English (en) | Change Language


A cross-sectional study was conducted from November 2016 to March 2017 in and around Alage ATVET College, southwestern Ethiopia, with the objective of determining the prevalence of poultry coccidiosis and its associated risk factors in intensively and backyard managed chickens. Systematic random sampling technique was used to select the study samples. Fresh fecal samples were collected from a total of 451 chickens. Poultry fecal droppings floatation technique was used to detect coccidian oocyst. The result revealed that out of 451 chickens examined, 88 were positive for coccidiosis and the overall prevalence was 19.5% (88/451). According to the study 363 of chickens were found to be negative with a prevalence of 80.5% (363/451). The frequency of detection of oocyst in the fecal samples from exotic and local breed chicken were 20.7% and 17.7%, respectively. It showed statistically non-significant difference between the two breed groups (P=0.421, X2=0.646). The result also showed that the prevalence of coccidiosis between the sexes was 20.1% and 18.5 % in female and male chickens respectively.

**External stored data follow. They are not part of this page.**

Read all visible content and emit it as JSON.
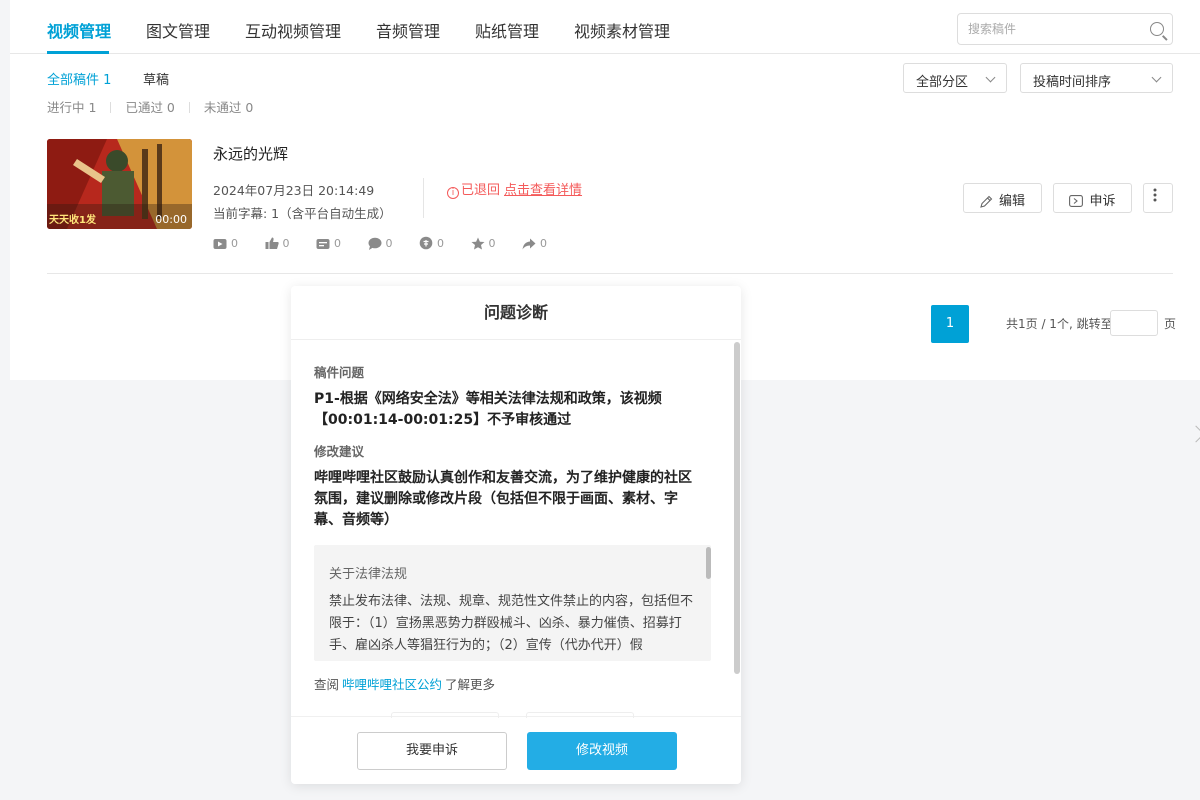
{
  "tabs": [
    {
      "label": "视频管理",
      "active": true
    },
    {
      "label": "图文管理"
    },
    {
      "label": "互动视频管理"
    },
    {
      "label": "音频管理"
    },
    {
      "label": "贴纸管理"
    },
    {
      "label": "视频素材管理"
    }
  ],
  "search": {
    "placeholder": "搜索稿件",
    "icon": "search-icon"
  },
  "subtabs": {
    "all": "全部稿件 1",
    "draft": "草稿"
  },
  "filters": {
    "in_progress": "进行中 1",
    "approved": "已通过 0",
    "rejected": "未通过 0"
  },
  "selects": {
    "category": "全部分区",
    "sort": "投稿时间排序"
  },
  "video": {
    "title": "永远的光辉",
    "date": "2024年07月23日 20:14:49",
    "subtitle": "当前字幕: 1（含平台自动生成）",
    "duration": "00:00",
    "thumb_caption": "天天收1发",
    "status": "已退回",
    "status_link": "点击查看详情",
    "stats": {
      "plays": "0",
      "likes": "0",
      "danmaku": "0",
      "comments": "0",
      "coins": "0",
      "favorites": "0",
      "shares": "0"
    },
    "edit_label": "编辑",
    "appeal_label": "申诉"
  },
  "pagination": {
    "current": "1",
    "info": "共1页 / 1个, 跳转至",
    "suffix": "页"
  },
  "modal": {
    "title": "问题诊断",
    "issue_label": "稿件问题",
    "issue_text": "P1-根据《网络安全法》等相关法律法规和政策，该视频【00:01:14-00:01:25】不予审核通过",
    "suggestion_label": "修改建议",
    "suggestion_text": "哔哩哔哩社区鼓励认真创作和友善交流，为了维护健康的社区氛围，建议删除或修改片段（包括但不限于画面、素材、字幕、音频等）",
    "legal_title": "关于法律法规",
    "legal_text": "禁止发布法律、法规、规章、规范性文件禁止的内容，包括但不限于：（1）宣扬黑恶势力群殴械斗、凶杀、暴力催债、招募打手、雇凶杀人等猖狂行为的；（2）宣传（代办代开）假",
    "more_prefix": "查阅",
    "more_link": "哔哩哔哩社区公约",
    "more_suffix": "了解更多",
    "appeal_button": "我要申诉",
    "modify_button": "修改视频"
  },
  "colors": {
    "accent": "#00a1d6",
    "danger": "#f45a5a",
    "primary_button": "#23ade5"
  }
}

This result is statistically not significant between the two sexes (P=0.684, X2=0.1661). The prevalence rates of 22.5%, 10.9% and 9.3% were recorded in chicken grouped under the age category of 1-3 weeks, 4-6 weeks and of greater than 6 weeks, respectively. The prevalence among the age showed statistically significant difference (P=0.017, X2=8.1696) which was being higher in chickens up to 1-3 weeks of age (22.5%). The prevalence rates of 3.7% and 28.3% were also recorded in post-treated and non-treated chickens respectively and this difference in prevalence was statistically significant (P=0.000, X2=39.7269). Furthermore, coccidiosis occurrence in intensive farm was 20.6% and in backyard management system was 17.9% and this difference in prevalence was not statistically significant (P=0.477, X2=0.5053). The study showed that coccidiosis is important disease of poultry in and around Alage ATVETC south western Ethiopia and this is an indication for intervention to tackle the disease without any priority within the risk factors.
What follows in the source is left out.